Okul Yolu: Eğitim İzleme Raporu’na Dair Mekansal Notlar

Gizem Kıygı
Kent ve Çocuk
Published in
6 min readDec 25, 2018

Eğitim Reformu Girişimi (ERG) tarafından, çocuğun ve toplumun gelişimi için eğitimde yapısal dönüşüme nitelikli veri sunmak için hazırlanan Eğitim İzleme Raporu yayımlandı.

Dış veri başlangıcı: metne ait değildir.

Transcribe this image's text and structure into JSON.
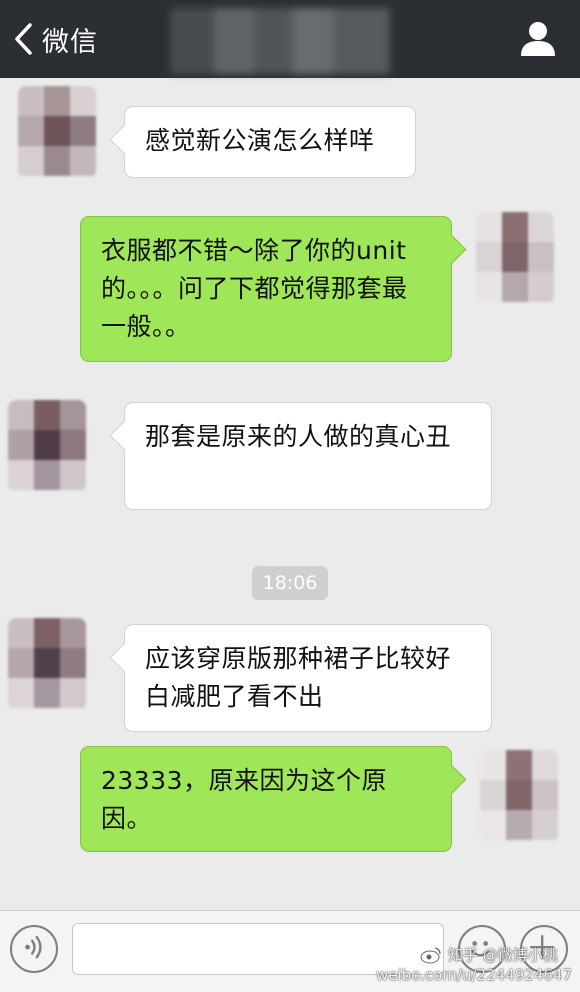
{
  "header": {
    "back_label": "微信"
  },
  "messages": [
    {
      "side": "left",
      "text": "感觉新公演怎么样咩"
    },
    {
      "side": "right",
      "text": "衣服都不错～除了你的unit的。。。问了下都觉得那套最一般。。"
    },
    {
      "side": "left",
      "text": "那套是原来的人做的真心丑"
    },
    {
      "side": "left",
      "text": "应该穿原版那种裙子比较好 白减肥了看不出"
    },
    {
      "side": "right",
      "text": "23333，原来因为这个原因。"
    }
  ],
  "timestamp": "18:06",
  "input": {
    "value": "",
    "placeholder": ""
  },
  "watermark": {
    "line1": "知乎 @微博小桃",
    "line2": "weibo.com/u/2244924647"
  },
  "colors": {
    "header_bg": "#2b2e33",
    "chat_bg": "#ebebeb",
    "bubble_sent": "#9fe658",
    "bubble_received": "#ffffff"
  },
  "icons": {
    "back": "chevron-left-icon",
    "profile": "person-icon",
    "voice": "voice-icon",
    "emoji": "smiley-icon",
    "plus": "plus-icon"
  }
}
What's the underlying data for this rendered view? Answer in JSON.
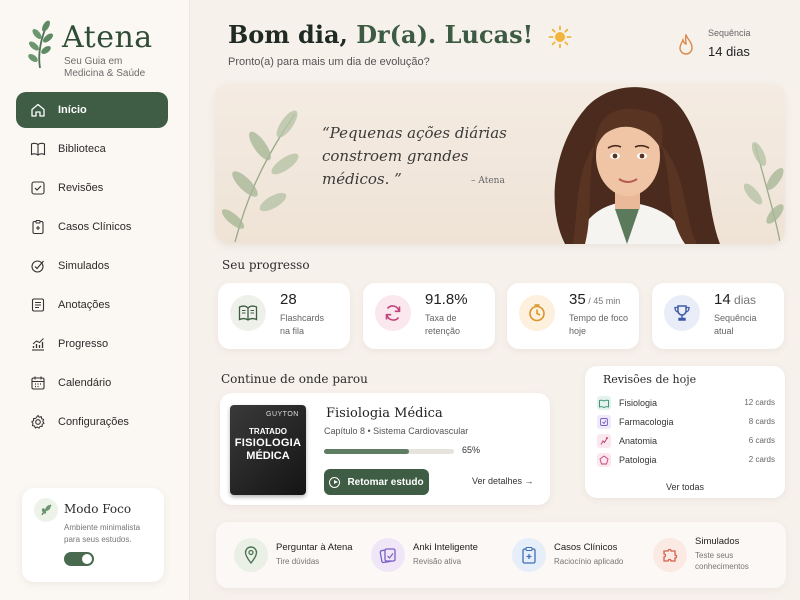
{
  "brand": {
    "name": "Atena",
    "subtitle_line1": "Seu Guia em",
    "subtitle_line2": "Medicina & Saúde"
  },
  "nav": [
    {
      "label": "Início",
      "icon": "home-icon",
      "active": true
    },
    {
      "label": "Biblioteca",
      "icon": "book-icon"
    },
    {
      "label": "Revisões",
      "icon": "check-square-icon"
    },
    {
      "label": "Casos Clínicos",
      "icon": "clipboard-icon"
    },
    {
      "label": "Simulados",
      "icon": "target-check-icon"
    },
    {
      "label": "Anotações",
      "icon": "notes-icon"
    },
    {
      "label": "Progresso",
      "icon": "chart-icon"
    },
    {
      "label": "Calendário",
      "icon": "calendar-icon"
    },
    {
      "label": "Configurações",
      "icon": "gear-icon"
    }
  ],
  "focus_mode": {
    "title": "Modo Foco",
    "desc_line1": "Ambiente minimalista",
    "desc_line2": "para seus estudos.",
    "enabled": true
  },
  "header": {
    "greeting_prefix": "Bom dia, ",
    "greeting_name": "Dr(a). Lucas!",
    "subtitle": "Pronto(a) para mais um dia de evolução?",
    "streak_label": "Sequência",
    "streak_value": "14 dias"
  },
  "banner": {
    "quote_line1": "“Pequenas ações diárias",
    "quote_line2": "constroem grandes médicos. ”",
    "author": "– Atena"
  },
  "progress": {
    "title": "Seu progresso",
    "stats": [
      {
        "value": "28",
        "suffix": "",
        "label_line1": "Flashcards",
        "label_line2": "na fila",
        "icon": "book-open-icon"
      },
      {
        "value": "91.8%",
        "suffix": "",
        "label_line1": "Taxa de",
        "label_line2": "retenção",
        "icon": "refresh-icon"
      },
      {
        "value": "35",
        "suffix": " / 45 min",
        "label_line1": "Tempo de foco",
        "label_line2": "hoje",
        "icon": "clock-icon"
      },
      {
        "value": "14",
        "suffix": " dias",
        "label_line1": "Sequência",
        "label_line2": "atual",
        "icon": "trophy-icon"
      }
    ]
  },
  "continue": {
    "title": "Continue de onde parou",
    "book_author": "GUYTON",
    "book_cover_line1": "TRATADO",
    "book_cover_line2": "FISIOLOGIA",
    "book_cover_line3": "MÉDICA",
    "book_title": "Fisiologia Médica",
    "meta": "Capítulo 8  •  Sistema Cardiovascular",
    "progress": 0.65,
    "progress_label": "65%",
    "resume_label": "Retomar estudo",
    "details_label": "Ver detalhes  →"
  },
  "reviews": {
    "title": "Revisões de hoje",
    "items": [
      {
        "name": "Fisiologia",
        "count": "12 cards",
        "color": "#2f8a6b"
      },
      {
        "name": "Farmacologia",
        "count": "8 cards",
        "color": "#7a5fc2"
      },
      {
        "name": "Anatomia",
        "count": "6 cards",
        "color": "#c2447a"
      },
      {
        "name": "Patologia",
        "count": "2 cards",
        "color": "#c2447a"
      }
    ],
    "see_all": "Ver todas"
  },
  "tools": [
    {
      "name": "Perguntar à Atena",
      "desc_line1": "Tire dúvidas",
      "desc_line2": "",
      "icon": "location-pin-icon"
    },
    {
      "name": "Anki Inteligente",
      "desc_line1": "Revisão ativa",
      "desc_line2": "",
      "icon": "cards-icon"
    },
    {
      "name": "Casos Clínicos",
      "desc_line1": "Raciocínio aplicado",
      "desc_line2": "",
      "icon": "clipboard-icon"
    },
    {
      "name": "Simulados",
      "desc_line1": "Teste seus",
      "desc_line2": "conhecimentos",
      "icon": "puzzle-icon"
    }
  ],
  "colors": {
    "accent": "#3e5d44",
    "background": "#f7f1ec",
    "card": "#ffffff"
  }
}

Rapor, eğitimin gücüne vurgu yapan bir tanıklık paylaşımıyla açılıyor. Köyünde okul olmadığı için küçük yaşta yatılı bölge okulunda okuyup eğitimle hayatını dönüştüren, başarılı bir genç kadının öyküsü:

“Hayvan bakmayı seviyorum ama köyde kalıp hayvan bakmak istemiyordum. Tiyatro çok sonraları geldi köye. Sinema zaten yoktu. Sağlık ocağımız çok sonradan yapıldı. Yolumuz hala yapılmadı. Kötü şartlar bizi okumaya itti, başka çaremiz yoktu.”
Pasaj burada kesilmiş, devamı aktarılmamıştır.